= Kurt-Christian Stier =

German classical violinist

Kurt-Christian Stier (3 February 1926 – 31 July 2016) was a German violinist and concertmaster.

== Life ==
Born in Gütersloh, Stier, son of a pianist and piano teacher, had his first violin lesson at the age of seven. He studied for two years at the Niedersächsische Musikschule Braunschweig and was already at the age of 16 years a substitute in symphony concerts, in opera and operetta performances at the Staatstheater Braunschweig.

After wartime service, he returned from US captivity with serious illness. He studied at the Hochschule für Musik Detmold, where he passed his Abitur and the supplementary pedagogical examination, and at the Hochschule für Musik und Tanz Köln with Willibald Roth, Max Strub and Wilhelm Stross among others.

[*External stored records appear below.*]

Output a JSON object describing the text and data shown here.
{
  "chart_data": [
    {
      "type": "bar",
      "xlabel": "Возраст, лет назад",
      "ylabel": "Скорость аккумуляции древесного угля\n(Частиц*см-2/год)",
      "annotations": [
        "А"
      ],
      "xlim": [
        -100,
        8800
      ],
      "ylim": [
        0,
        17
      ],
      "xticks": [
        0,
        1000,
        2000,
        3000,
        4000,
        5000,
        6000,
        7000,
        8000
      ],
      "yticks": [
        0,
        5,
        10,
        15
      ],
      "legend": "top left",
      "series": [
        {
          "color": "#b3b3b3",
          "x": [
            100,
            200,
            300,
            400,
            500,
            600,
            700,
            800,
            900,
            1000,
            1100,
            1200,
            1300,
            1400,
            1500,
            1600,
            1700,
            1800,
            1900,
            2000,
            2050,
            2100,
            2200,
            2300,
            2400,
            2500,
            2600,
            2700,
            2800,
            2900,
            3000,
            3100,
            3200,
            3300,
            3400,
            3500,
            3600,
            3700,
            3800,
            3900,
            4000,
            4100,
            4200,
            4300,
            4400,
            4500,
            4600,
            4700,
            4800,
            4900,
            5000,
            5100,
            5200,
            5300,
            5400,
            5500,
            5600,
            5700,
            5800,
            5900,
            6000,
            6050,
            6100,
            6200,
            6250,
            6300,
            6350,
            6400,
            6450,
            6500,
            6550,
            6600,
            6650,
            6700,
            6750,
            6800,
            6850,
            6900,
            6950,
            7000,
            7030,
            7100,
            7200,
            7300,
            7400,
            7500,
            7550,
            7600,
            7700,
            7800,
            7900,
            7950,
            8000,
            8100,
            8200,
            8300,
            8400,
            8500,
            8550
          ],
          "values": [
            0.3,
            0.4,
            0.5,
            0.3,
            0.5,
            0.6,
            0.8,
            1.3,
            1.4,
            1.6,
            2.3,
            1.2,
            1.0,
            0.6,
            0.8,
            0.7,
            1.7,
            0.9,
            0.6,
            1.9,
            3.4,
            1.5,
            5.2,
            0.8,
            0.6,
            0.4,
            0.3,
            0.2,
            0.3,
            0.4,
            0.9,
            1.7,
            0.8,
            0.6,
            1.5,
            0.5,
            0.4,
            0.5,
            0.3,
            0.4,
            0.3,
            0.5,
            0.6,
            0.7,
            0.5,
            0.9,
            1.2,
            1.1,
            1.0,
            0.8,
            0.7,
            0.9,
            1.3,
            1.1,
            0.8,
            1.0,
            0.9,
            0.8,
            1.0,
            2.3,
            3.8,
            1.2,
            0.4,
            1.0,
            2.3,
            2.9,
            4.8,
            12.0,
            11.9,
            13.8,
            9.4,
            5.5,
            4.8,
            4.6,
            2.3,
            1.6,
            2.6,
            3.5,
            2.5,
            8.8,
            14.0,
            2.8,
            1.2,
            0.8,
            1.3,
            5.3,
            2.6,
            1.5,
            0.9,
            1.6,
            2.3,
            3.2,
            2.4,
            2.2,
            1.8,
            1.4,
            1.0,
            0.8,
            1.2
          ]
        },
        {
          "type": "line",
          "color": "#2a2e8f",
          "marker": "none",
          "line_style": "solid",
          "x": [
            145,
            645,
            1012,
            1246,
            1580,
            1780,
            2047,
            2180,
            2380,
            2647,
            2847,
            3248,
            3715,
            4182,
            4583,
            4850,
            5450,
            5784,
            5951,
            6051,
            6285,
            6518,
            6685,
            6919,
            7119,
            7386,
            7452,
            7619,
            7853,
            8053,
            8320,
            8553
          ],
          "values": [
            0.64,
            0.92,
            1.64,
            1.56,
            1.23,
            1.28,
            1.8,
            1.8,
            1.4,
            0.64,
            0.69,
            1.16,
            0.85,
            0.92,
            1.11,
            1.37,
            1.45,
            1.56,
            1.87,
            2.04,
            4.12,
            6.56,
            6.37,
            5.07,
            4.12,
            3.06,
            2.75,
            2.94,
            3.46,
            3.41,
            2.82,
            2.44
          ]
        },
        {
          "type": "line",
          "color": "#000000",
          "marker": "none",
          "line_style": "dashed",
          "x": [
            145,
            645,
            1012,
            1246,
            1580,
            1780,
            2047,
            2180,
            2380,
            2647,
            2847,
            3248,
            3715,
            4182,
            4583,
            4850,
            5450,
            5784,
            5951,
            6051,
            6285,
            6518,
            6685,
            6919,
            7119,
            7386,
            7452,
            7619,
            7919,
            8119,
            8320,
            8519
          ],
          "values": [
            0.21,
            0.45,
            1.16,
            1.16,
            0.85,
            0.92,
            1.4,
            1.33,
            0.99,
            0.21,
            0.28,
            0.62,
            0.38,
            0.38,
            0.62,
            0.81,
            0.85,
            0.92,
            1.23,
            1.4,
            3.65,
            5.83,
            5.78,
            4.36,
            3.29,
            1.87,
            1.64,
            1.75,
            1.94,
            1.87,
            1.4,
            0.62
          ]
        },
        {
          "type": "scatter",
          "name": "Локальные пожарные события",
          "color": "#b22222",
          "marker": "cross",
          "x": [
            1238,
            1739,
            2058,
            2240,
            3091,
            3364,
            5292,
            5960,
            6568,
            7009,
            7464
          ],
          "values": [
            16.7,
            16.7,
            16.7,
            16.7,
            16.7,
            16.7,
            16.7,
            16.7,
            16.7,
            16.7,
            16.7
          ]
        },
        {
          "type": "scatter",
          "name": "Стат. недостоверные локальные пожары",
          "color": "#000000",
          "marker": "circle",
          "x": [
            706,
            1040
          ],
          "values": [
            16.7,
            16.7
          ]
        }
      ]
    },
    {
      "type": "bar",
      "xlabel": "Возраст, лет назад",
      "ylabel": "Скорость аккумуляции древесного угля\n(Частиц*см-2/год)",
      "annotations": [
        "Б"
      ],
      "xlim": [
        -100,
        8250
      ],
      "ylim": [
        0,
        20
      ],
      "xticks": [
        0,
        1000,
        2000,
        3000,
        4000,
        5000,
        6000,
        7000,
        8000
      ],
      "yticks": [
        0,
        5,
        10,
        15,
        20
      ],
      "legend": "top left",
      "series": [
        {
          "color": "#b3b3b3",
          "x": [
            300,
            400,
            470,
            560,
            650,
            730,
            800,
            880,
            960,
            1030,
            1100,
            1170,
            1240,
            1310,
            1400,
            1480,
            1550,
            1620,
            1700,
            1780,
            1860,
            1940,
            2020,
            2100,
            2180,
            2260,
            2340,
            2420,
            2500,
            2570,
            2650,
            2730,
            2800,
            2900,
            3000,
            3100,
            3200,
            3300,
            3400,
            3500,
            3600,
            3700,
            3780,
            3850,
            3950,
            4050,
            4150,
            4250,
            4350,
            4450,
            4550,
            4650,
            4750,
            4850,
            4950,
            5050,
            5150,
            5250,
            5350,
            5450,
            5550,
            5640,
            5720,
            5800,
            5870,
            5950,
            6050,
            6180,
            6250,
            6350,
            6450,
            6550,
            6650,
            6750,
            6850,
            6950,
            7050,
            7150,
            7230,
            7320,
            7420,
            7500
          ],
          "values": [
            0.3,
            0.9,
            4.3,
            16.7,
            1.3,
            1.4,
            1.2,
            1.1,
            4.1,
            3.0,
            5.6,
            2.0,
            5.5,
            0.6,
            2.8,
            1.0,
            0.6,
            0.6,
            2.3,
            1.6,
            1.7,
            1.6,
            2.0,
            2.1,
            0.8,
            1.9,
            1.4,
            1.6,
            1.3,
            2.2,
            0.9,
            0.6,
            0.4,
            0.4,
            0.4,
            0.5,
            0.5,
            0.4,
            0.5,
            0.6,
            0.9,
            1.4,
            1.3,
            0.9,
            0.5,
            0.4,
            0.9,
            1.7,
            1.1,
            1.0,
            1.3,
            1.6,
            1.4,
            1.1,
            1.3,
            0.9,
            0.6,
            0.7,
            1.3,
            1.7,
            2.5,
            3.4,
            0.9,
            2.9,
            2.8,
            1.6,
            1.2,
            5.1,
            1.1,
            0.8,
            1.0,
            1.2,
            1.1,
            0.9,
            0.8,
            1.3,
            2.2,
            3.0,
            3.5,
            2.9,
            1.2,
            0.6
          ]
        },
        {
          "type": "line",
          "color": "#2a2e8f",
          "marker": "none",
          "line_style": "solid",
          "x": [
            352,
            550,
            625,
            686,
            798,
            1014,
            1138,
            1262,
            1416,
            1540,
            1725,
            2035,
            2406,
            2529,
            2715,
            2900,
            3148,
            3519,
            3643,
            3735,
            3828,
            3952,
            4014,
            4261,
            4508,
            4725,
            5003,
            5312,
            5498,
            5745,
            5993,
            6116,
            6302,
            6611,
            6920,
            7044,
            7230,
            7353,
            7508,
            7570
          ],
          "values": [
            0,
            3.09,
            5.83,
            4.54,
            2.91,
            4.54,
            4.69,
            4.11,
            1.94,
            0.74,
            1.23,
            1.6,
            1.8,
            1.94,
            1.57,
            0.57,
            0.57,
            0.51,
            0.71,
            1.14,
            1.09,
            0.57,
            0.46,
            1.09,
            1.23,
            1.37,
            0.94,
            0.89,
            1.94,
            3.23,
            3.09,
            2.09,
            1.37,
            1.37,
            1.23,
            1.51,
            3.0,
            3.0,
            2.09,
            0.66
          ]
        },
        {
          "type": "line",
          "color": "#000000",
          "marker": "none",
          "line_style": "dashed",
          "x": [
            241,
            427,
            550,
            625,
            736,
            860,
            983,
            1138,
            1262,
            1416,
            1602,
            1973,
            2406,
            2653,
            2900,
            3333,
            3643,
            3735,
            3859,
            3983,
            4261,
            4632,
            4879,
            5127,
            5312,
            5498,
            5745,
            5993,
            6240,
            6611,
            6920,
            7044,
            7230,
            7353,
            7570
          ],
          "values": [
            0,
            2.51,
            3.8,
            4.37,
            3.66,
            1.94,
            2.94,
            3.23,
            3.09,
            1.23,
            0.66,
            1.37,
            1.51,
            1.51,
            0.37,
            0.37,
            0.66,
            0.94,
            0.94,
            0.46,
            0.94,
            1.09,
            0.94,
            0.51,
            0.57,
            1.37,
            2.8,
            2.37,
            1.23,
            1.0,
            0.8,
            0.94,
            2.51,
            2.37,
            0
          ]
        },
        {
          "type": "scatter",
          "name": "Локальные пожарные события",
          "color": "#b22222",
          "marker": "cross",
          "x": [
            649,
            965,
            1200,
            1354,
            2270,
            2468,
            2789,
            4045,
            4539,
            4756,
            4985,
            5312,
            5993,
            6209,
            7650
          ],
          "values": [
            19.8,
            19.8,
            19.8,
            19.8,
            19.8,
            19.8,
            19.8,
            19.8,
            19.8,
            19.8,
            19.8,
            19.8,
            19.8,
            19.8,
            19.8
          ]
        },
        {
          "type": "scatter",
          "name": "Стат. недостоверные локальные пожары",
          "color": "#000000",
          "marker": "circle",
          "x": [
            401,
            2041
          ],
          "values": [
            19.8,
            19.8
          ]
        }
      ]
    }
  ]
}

From 1952 to 1961, he was second violinist in the Stross Quartet and on many concert tours at home and abroad. In 1954, he came to Munich and was active in the Richter-Orchestra and the Münchener Bach-Chor. In 1958, he joined the Bavarian State Orchestra, where he was 1st violinist and from 1960, concert master under the conduct of Josef Keilberth. In Richter's Münchener Bach-Chor he was First Concertmaster for 25 years and gave concerts worldwide He also accompanied numerous solo musicians. He was co-founder and first violinist of the Munich String Quartet.

Since 1966, he had a teaching position at the Hochschule für Musik und Theater München, which appointed him professor for violin in 1975. He was also Vice-President of the later Hochschule für Musik München.

Stier was a long-standing member of the board of the Munich Tonkünstlerverband and its first chairman from 1983 to 1997. He was also chairman of the regional committee until 2004 Jugend musiziert.